I tried going through codes of some Codechefers but couldn’t understand. Help me in the logic.

CodeChef: Practical coding for everyone - Is this Jee

CodeChef: Practical coding for everyone - Conservative Graphs

Diffrentiate it by hand then Set min to 0 and max to pi/2. Do binary search, if slope is negative, go ahead, if slope is positive go behind. Then compute the value for f(x)

Got it Thanks

For conservative graph, first notice that distances must be additive, i.e, dist a to b + dist b to c = dist a to c. Hence, it is sufficient to store the distance with respect to one node per fully connected graph.dfs and check for every found node whether it has the same distance in this path or if it is not found then update the distance

got it！

I didn’t get it, most of the people have use ternary search, can you explain ?

What if there are multiple points in the domain having slope=0 and the point having slope 0 can be a maxima,Also binary search may get TLEd if the point at which slope is zero is irrational

The slope is \frac{(2x+b)sin(x) -(ax^2 +bx+c)cos(x)}{sin^2 (x)}. Since it given b and c are positive, there may only exist one root within 0 to \pi/2; It is not true as we binary search only a 100 times per test case, which will not tle. 100 times will theoretically give an accuracy to 10^{-30}. The point having slope 0 is not a maxima as c is positive.

First notice that the graph may not be fully connected. It can be seen that it is sufficient to prove it for each fully connected subgraph. Knowing this, we first find a point we haven’t checked yet. We use this point as our reference point and iterate from there. Since the distance from each path should be equal, we can conclude that dist[a][b] +dist[b][c]=dist[a][c]. where dist[i][j] denotes the distance to go from i to j;

so to calculate any distance dist[b][c], we can simply do dist[a][c]-dist[a][b]. Now we start a search from a (our reference point). we check if we have already seen it. If we have not already seen it, then we initialise the distance, else we recheck if the distance from this path is equal. If it is not, then it is false, if it is we go on, until we have checked every node and edge. The method can be seen to be valid using recursion.

Here’s my uncommented solution

https://www.codechef.com/viewsolution/29703751

Here’s my solution for “Is This JEE” question, instead of taking the derivative, I have used binary search and calculated f(mid - 0.000001), f(mid + 0.000001) to see which one is moving towards the maximum.

Here’s my simple solution

https://www.codechef.com/viewsolution/29705402

But the function is not monotonic, why did it work ?
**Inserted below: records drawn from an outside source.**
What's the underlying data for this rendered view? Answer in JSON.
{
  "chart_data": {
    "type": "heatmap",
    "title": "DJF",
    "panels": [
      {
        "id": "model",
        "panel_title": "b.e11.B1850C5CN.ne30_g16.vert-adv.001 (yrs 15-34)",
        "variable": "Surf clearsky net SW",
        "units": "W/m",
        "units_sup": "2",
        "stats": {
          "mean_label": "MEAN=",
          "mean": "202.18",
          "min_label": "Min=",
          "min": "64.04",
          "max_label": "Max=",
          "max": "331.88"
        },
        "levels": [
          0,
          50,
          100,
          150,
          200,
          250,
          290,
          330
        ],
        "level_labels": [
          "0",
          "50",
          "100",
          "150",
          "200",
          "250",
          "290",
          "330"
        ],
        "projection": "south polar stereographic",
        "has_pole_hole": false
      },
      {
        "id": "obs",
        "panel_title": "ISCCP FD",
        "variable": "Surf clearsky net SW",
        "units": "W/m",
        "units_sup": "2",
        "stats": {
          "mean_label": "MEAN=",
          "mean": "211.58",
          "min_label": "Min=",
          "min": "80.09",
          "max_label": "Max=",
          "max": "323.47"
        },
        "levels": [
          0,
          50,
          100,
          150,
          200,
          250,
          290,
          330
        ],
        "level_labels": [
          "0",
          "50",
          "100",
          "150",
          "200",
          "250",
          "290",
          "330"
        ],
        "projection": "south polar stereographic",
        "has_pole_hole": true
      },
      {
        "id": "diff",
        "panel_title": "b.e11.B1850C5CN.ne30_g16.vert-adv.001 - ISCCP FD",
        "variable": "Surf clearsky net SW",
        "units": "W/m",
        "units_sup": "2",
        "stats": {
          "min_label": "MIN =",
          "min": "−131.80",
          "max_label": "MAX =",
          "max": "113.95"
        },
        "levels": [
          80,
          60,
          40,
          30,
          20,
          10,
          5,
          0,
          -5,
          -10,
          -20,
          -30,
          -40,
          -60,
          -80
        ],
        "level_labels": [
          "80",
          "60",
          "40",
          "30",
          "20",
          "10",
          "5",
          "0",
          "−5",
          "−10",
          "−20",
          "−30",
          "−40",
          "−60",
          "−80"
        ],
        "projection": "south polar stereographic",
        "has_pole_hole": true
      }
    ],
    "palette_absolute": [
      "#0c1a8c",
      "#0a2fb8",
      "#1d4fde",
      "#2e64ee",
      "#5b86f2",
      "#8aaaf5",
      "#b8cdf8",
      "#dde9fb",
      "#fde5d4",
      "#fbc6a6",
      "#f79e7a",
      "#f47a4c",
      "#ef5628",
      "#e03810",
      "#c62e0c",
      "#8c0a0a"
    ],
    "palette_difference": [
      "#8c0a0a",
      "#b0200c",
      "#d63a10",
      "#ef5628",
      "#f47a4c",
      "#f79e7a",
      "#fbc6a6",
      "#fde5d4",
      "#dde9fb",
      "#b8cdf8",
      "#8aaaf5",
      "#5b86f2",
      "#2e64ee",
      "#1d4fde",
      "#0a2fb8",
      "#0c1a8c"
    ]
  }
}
Thats just an obfuscated way of calculating the slope, you just check whether a slight increase increases or decreases the function

It has only a single minima in any graph in the given constraints. Otherwise it wouldnt work.
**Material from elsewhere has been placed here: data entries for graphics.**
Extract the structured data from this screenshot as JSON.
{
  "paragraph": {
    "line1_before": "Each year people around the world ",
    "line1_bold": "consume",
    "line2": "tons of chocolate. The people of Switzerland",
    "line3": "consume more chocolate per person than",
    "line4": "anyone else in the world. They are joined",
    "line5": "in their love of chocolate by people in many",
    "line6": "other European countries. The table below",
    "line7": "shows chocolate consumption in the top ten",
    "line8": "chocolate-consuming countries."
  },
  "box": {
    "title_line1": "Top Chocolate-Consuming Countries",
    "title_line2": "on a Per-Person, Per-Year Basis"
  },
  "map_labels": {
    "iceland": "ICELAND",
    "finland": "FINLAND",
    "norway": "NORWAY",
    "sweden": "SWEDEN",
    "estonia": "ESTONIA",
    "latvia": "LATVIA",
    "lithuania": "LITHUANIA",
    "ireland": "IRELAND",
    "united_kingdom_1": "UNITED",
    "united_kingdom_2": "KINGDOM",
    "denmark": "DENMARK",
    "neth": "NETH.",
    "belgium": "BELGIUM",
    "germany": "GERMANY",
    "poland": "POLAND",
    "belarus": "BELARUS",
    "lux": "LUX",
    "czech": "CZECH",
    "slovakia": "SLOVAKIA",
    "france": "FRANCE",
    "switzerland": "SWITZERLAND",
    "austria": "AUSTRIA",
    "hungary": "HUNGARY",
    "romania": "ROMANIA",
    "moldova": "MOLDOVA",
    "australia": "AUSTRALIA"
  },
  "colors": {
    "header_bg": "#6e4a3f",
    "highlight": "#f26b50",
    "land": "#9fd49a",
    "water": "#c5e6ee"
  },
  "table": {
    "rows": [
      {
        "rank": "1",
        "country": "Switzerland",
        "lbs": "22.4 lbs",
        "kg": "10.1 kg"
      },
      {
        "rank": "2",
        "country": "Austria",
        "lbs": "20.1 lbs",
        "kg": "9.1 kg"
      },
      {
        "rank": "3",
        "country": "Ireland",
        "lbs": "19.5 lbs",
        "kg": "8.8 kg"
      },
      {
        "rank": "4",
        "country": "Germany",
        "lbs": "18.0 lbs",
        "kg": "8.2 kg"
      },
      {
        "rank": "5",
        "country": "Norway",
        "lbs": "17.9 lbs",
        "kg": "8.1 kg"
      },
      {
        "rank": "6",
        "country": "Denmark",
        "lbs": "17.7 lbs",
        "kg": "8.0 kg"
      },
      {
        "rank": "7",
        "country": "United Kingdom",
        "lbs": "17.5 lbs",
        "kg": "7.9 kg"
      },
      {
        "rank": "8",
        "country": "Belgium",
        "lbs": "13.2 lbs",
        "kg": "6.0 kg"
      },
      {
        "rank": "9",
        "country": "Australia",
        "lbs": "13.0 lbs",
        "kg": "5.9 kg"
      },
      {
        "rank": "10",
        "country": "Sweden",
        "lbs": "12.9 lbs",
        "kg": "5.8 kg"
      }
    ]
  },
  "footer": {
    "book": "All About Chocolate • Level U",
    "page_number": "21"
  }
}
I wonder if it’s basically checking that for every cycle in the graph (taking edges in only one direction), whether the net sum is zero or not.
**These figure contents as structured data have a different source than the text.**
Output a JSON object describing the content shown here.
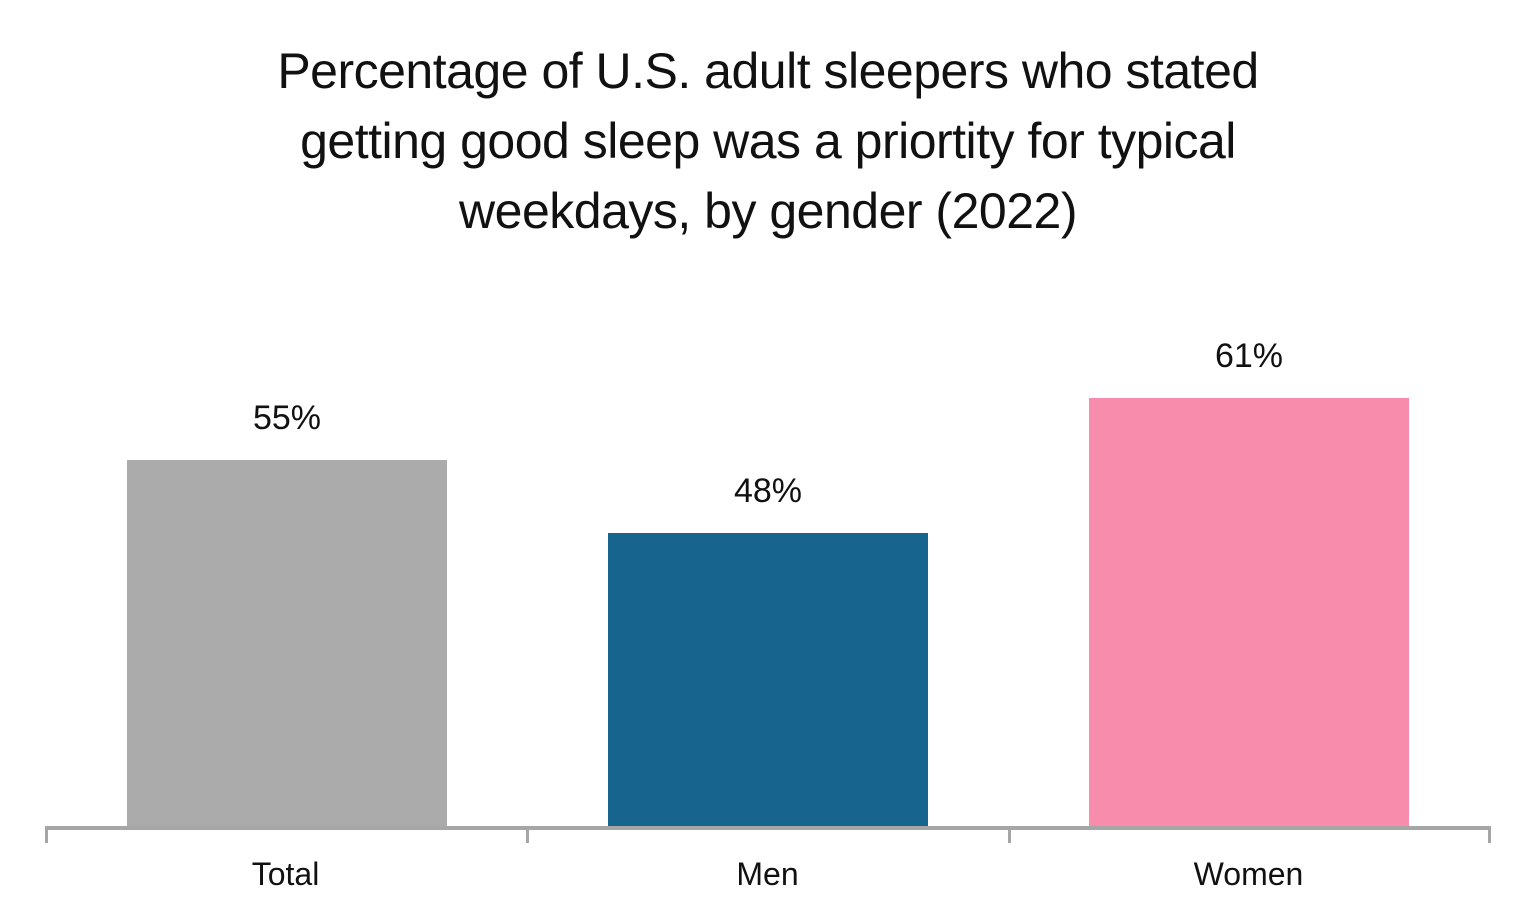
{
  "title_lines": [
    "Percentage of U.S. adult sleepers who stated",
    "getting good sleep was a priortity for typical",
    "weekdays, by gender (2022)"
  ],
  "chart_data": {
    "type": "bar",
    "title": "Percentage of U.S. adult sleepers who stated getting good sleep was a priortity for typical weekdays, by gender (2022)",
    "categories": [
      "Total",
      "Men",
      "Women"
    ],
    "values": [
      55,
      48,
      61
    ],
    "value_labels": [
      "55%",
      "48%",
      "61%"
    ],
    "unit": "%",
    "colors": [
      "#ababab",
      "#17658f",
      "#f78cad"
    ],
    "xlabel": "",
    "ylabel": "",
    "axis": {
      "x_axis_line_color": "#a6a6a6",
      "gridlines": false,
      "y_axis_tick_labels_visible": false,
      "data_labels": true,
      "visible_value_at_baseline": 20
    },
    "text_color": "#111111",
    "background_color": "#ffffff",
    "legend": "none"
  }
}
That is a valid method, but it would be difficult to find and iterate over all cycles.

Hi, I got your approach , even implemented it and got and AC too . but still I am not able to get that how are we ensuring that all the possible paths between any 2 nodes have been checked , I mean we are just performing a dfs and if we encounter a same vertex again then we compare it with the previous value distance value for it and return true or false accordingly .It would be great if you can please explain of how are we encsuring its correctness ?

COMMENTED CODE : CodeChef: Practical coding for everyone

Let’s start with one node. Is it conservative? yes. Now what does it mean to add a point. We must ensure that any paths through the new node also have the same distance. Now as a given fact, let’s assume the graph aside from it is conservative. So we must verify that any path passing through it is also gives the same distance. So we check every pair of ways possible through this node, since we are searching from every node in our previous graph, and checking that distance is equal, and then we are checking that every node reachable from the new node still has the same distance when we search from it. The order may not be retained, but we are checking all of these conditions, so the approach is correct.